Note: Plurk images have been moved to a mirror blog.
The man in this picture could be anything. He’s got fair skin and light eyes. His long hair are put into braids, and his cheekbones are prominent. Even if he didn’t match the race you think I said he was, he is that because I deem him to be.
He is me–as a male, in the grid. I created him to be more creole-looking than my female counterpart, which I still think doesn’t look that Caucasian to me. Before I donned a mesh head with either gender identity, my avatar resembled my grandmother–a creole woman who would probably cut her hair short and dye it bright red if she were the age I am now.
Even if I change bits of myself in the game, I carry my heritage with me. I know other black users who along with me, mix and match hair, eye colors, and skin tones. We don’t do it to escape–but some black users do. I don’t fault them for it because I understand the grid isn’t very tolerant of us.
Second Life has been used as a means of escape for so many people. In the end, though, we’re just that–people. It’s inevitable that things like civil rights would rear their head here after a while. Especially when you get incidents of users being silenced when talking about racism.

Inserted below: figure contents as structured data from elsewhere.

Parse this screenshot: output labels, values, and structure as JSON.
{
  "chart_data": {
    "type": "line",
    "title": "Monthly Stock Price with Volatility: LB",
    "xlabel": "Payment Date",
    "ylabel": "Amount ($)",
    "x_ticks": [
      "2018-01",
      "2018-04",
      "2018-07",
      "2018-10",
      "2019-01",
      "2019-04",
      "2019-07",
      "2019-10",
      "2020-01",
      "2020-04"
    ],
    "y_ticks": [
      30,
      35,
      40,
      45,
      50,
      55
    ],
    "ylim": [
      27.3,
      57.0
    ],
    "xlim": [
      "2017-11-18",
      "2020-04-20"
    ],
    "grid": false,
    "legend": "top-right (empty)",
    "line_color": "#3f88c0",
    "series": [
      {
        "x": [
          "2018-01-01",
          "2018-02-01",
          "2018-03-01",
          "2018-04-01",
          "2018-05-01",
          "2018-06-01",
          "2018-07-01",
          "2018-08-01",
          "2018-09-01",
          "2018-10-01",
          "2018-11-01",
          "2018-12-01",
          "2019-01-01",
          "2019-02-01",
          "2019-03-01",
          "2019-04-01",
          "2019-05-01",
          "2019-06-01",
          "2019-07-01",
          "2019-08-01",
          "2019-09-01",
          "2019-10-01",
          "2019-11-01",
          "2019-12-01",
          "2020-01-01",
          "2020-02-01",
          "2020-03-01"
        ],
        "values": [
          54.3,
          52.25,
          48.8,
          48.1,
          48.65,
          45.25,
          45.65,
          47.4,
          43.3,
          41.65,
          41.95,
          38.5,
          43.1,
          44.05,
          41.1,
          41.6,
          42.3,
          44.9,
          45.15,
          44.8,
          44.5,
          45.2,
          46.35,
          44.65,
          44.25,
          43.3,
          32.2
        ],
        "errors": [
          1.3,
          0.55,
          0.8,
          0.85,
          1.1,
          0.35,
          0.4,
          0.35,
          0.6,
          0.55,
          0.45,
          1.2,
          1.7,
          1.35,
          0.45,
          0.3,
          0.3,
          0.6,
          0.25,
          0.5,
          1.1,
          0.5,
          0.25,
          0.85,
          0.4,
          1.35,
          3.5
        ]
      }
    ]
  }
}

[removed image: the author attempts to get someone to understand how an atmosphere of intolerance is a terrible thing to have in SL. it doesn’t work.]
Even though irl I’m more fair-skinned than the average black person, I still see glaring examples of racism in Second Life. A search on Marketplace and in SL with various slurs will show that vulgar names to describe blacks will outnumber other slurs by three times as much. The result is the same whether it’s on Marketplace or in the grid itself.
Here’s the Second Life search results. And here are the results for Marketplace:
With this alone, I could talk about what this indicates about our grid and what we value. Understandably, a large proportion of SL’s userbase is white. But does that mean we have to make others feel unwelcome?
Can we talk about how blogger Kaelyn Alecto celebrates Sinterklaas every year and posts pictures of blackface on her Plurk timeline, and then defends it when users get outraged? Or how about the practice of sexualizing Native attire? What about slavery fetish sims based on race? What about the fact that event themes by and large seem to be slanted towards Western views?
If you think what I’m bringing up is personal, it’s because our userbase is small, and it’s getting smaller by the year. We can’t afford to ignore this subject anymore–not when there are less and less users in SL as time goes by. There’s less places to run from the issue of equality on the grid when you keep seeing the same people over and over.
[removed image: Harlow and a group of friends ridiculing the author for being upset at someone derailing a talk about racism, when they thought she wouldn’t see the thread. The image is hosted on a mirror blog.]
Yesterday, Whiskey Monday posted a plurk thread describing getting in trouble for being racist on her job when she wasn’t. Several black users spoke up and assured her she did nothing wrong. But one user spoke over them, a white male, and after a while his tone was nothing short of aggravating.
I challenged others to turn their attention towards the grid if they really did care about minority voices. What followed were some pretty terrible conversations (see the first picture of a discussion), where in the end I lost my temper and ended up telling off the more daft users of the thread. Then, someone else posted pictures of cats in the thread to aggravate me even further. So the picture above stemmed from that.
Why do that when someone’s trying to address racism? Oh, right. Because you think they’re overreacting.
Then there was someone jumping in the thread when they thought myself and another user were misgendering a trans male. Even after an apology and explaining I just wasn’t aware, I was told my words were “linguistic violence”. Hey–remember we were talking about racism? No, I understand. You want to latch on to anything in order to avoid it.
So I was told to tone down my message. Make it easier to digest So, I gave it a shot.
[removed image: the author attempts to change her argument approach, to find it doesn’t seem very effective.]
Turns out, it doesn’t work. When people don’t want to listen, they won’t listen. But doesn’t mean the problem goes away.
I’m sorry if you’re reading this and think that white privilege is expected to be a cross for you to bear. It isn’t. ALL privilege is for people to defeat by stopping and considering where others are coming from. Not laughing at them when they’re upset and hurt. Not focus on yourself and continue to feel persecuted when they apologize and say they made a mistake in their pronouns, and ignore their complaints about unequal treatment. How could you? Especially if you’re a Jewish or queer user, you know know damn well by now what another minority is talking about.
I get it. It’s a hard subject to talk about. But I’m sure we can start with something simple:
Ban the search of slurs, any slurs, in SL, just like LL has stopped the search term for “casino”. They did it with skill gaming because it meant getting into legal trouble. But the ToS also prohibits hateful behavior. Can we start with this measure? It would begin the process of making our grid a more tolerant place.
Second Life, you aren’t as great as you make yourself out to be.
Please leave your comments in the thread. Remember to keep them respectful. Thanks.
PS: don’t leave comments being upset about me sharing how callous this community is. You put yourself in that hole by being a bully.